Wednesday, January 04, 2006

The odd reasoning of social progressives...

An adult entertainment store wants $500,000 from the city of Montgomery for being wrongly denied a business license, a sum that public officials plan to scrutinize before deciding whether to pay.

X-Mart Adult Supercenter at 3500 Birmingham Highway is seeking what it estimates is revenue it lost between September 2004 and July 2005 after being closed by the city.

Montgomery City Council members initially closed the store for operating without a business license, then kept it closed by denying its license application.
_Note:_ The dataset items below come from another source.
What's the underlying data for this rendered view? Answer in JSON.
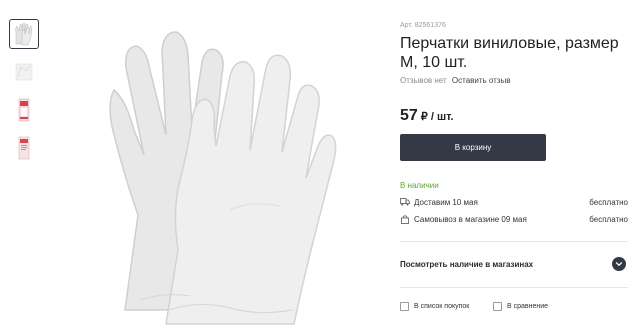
{
  "product": {
    "sku": "Арт. 82561376",
    "title": "Перчатки виниловые, размер М, 10 шт.",
    "reviews_status": "Отзывов нет",
    "write_review": "Оставить отзыв",
    "price": "57",
    "price_unit": "₽ / шт.",
    "add_to_cart": "В корзину"
  },
  "availability": {
    "in_stock": "В наличии",
    "delivery_label": "Доставим 10 мая",
    "delivery_price": "бесплатно",
    "pickup_label": "Самовывоз в магазине 09 мая",
    "pickup_price": "бесплатно",
    "stores_label": "Посмотреть наличие в магазинах"
  },
  "actions": {
    "shopping_list": "В список покупок",
    "compare": "В сравнение"
  },
  "gallery": {
    "thumbnails": [
      "gloves-photo",
      "gloves-closeup",
      "package-front",
      "package-back"
    ],
    "active_index": 0
  },
  "colors": {
    "accent": "#333a45",
    "in_stock": "#5aa832"
  },
  "icons": [
    "truck-icon",
    "bag-icon",
    "chevron-down-icon",
    "checkbox-icon"
  ]
}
X-Mart challenged the denial in federal court, which ruled this summer in its favor on free speech grounds.
(Montgomery Advertiser (emphasis added))

The American Judiciary generally gets all craaazy when it comes to supporting the social left and actively discriminating against social conservatives, even if it has to undermine all Law and text to do so. One problem with the milieu thus created is that many conservatives in the Judiciary are reactionary muddled moderates who will let a Leftist judge pull something out of their own penumbra and then treat that as a precedent to be conserved.

It's curious the way the precedents worked for and set by Leftists work out in various cases like this, until a pornographer has more Constitutional rights than a decent business man trying to support a candidate with political speech. On the one hand progressives are all about government regulation, always supposedly implemented to keep us all safe, yet when it comes to the abortion and pornography industries the Left works to establish precedents under which there can be no regulation. So while a local government can take your house if they decide to (as long as they mumble about social improvement) others enjoy special protections from the State. The reasoning by which Leftists judges work is the material of satire, perhaps if someone pretended that their house was symbolic of their life and they were speaking with it then the State could not regulate it? E.g., "My house is a work of art...it's sayin' somethin', I say! Free speech!"

If the X-Mart Adult Supercenter is engaging in speech, what is it that they're saying? Did the judges look at their merchandise to see what it says?

Perhaps Walmart is engaging in "speech" too, so perhaps they can avoid negative community reactions to their Supercenters and the regulations that come with that by running to the textual degenerates of the American Judiciary? Probably not, if they add a porn section or an abortion department or do something that would give them all the special rights given to religious hedonists then maybe the Judiciary would protect them.